Das Jet Propulsion Laboratory, das Forschungslabor der NASA, hat ein Halsband gegen das Coronavirus entwickelt. So funktioniert das Pulse genannte Gadget.

Pulse soll die Ausbreitung des Sars-CoV-2-Virus verhindern. Und zwar dadurch, dass es den Träger oder die Trägerin davor warnt, sich mit den Händen in das Gesicht zu langen. Pulse ist also keine Mund-Nasen-Maske und auch keine Corona-Warn-App, sondern setzt bei einem anderen Problem an: Selbst wer sich vor Corona schützen will und deshalb eine Maske trägt und Abstand zu anderen Menschen hält, fasst sich trotzdem immer mal wieder unbewusst ins Gesicht und kann sich so mit dem SARS-CoV-2-Virus infizieren.

Pulse wird um den Hals getragen. Es registriert, wenn der Träger oder die Trägerin sich mit der Hand ins Gesicht langen will - ohne sich vorher die Hände gewaschen zu haben - und vibriert dann, um den Träger/die Trägerin davor zur warnen. Pulse nutzt also   haptisches Feedback, um vor einer verhängnisvollen Berührung zu warnen, bevor man sich die Hände gewaschen hat. Ein Infrarotsensor erkennt die Annäherung und löst dann den Vibrationsalarm aus. Je näher die Hände dem um den Hals hängenden Sensor kommen, desto stärker ist der Alarm.

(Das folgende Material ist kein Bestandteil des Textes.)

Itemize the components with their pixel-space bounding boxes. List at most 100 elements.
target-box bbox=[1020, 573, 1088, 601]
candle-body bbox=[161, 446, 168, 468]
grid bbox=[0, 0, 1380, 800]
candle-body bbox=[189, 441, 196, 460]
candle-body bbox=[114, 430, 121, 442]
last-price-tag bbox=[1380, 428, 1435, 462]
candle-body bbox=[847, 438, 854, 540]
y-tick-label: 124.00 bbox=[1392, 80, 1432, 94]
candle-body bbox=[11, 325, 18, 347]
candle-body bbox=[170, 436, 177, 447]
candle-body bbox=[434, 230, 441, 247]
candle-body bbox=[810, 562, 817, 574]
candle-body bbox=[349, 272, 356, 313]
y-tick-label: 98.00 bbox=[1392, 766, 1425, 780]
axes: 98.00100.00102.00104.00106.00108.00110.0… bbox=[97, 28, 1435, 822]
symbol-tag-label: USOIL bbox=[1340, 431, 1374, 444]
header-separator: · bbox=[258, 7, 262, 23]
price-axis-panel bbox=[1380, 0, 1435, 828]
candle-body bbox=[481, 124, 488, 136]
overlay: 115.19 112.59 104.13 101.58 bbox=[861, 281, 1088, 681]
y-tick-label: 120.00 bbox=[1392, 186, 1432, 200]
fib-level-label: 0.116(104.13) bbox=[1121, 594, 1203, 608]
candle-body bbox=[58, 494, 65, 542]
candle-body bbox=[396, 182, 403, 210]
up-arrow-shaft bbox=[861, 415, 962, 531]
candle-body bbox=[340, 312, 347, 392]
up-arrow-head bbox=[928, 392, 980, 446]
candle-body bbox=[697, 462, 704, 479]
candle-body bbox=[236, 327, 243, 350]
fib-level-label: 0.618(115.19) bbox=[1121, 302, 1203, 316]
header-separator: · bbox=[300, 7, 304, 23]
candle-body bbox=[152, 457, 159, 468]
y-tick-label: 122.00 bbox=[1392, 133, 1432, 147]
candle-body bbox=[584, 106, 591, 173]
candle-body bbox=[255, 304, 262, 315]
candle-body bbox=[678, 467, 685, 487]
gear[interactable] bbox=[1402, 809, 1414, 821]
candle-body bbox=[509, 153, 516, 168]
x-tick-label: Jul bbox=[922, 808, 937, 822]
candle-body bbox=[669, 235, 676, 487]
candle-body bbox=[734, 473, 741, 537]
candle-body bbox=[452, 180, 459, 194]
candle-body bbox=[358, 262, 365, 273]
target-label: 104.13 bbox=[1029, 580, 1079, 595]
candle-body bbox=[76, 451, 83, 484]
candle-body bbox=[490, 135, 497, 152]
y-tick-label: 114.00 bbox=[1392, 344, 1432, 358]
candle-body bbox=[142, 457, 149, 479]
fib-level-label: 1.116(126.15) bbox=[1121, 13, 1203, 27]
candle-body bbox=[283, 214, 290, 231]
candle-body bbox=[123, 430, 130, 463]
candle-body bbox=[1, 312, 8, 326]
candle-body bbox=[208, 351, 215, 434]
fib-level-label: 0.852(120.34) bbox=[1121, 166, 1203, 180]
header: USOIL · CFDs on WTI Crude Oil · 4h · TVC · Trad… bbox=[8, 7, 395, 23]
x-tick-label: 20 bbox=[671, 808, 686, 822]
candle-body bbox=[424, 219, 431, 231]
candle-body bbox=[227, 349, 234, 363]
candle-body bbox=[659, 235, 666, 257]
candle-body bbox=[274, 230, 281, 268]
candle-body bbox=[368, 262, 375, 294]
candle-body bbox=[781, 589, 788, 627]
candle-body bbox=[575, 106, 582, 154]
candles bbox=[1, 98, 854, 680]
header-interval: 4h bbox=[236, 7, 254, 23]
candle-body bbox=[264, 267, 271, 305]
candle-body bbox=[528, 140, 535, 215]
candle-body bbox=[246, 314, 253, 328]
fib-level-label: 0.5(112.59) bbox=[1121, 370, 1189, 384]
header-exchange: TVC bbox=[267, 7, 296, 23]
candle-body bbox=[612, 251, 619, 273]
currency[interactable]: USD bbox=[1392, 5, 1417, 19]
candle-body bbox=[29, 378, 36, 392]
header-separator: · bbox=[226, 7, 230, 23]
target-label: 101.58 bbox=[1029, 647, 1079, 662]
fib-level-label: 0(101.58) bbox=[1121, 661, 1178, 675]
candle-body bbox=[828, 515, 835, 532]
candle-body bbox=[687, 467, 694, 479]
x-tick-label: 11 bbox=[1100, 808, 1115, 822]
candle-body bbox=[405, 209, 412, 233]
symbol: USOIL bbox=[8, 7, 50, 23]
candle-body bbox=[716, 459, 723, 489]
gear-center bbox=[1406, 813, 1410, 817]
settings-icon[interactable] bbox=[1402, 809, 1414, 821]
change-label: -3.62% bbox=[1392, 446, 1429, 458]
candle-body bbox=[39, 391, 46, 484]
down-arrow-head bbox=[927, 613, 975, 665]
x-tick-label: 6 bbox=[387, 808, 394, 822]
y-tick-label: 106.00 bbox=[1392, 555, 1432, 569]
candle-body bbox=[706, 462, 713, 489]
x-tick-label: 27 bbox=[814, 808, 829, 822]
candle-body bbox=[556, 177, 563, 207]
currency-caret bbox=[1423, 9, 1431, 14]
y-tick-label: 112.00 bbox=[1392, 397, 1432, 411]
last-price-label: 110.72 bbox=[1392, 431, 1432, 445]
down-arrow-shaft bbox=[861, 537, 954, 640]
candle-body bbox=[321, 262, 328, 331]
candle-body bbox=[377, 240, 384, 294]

Sie können Pulse allerdings nicht kaufen, sondern müssen sich das kleine Gadget nach einer englischsprachigen Anleitung der NASA selbst zusammenbauen und die Komponenten teilweise auch selbst mit einem 3D-Drucker ausdrucken. Die vollständige Teileliste finden Sie hier. Die NASA ruft ausdrücklich dazu auf, das Konzept weiterzuentwickeln und das Gerät für die Verteilung leichter zugänglich zu machen.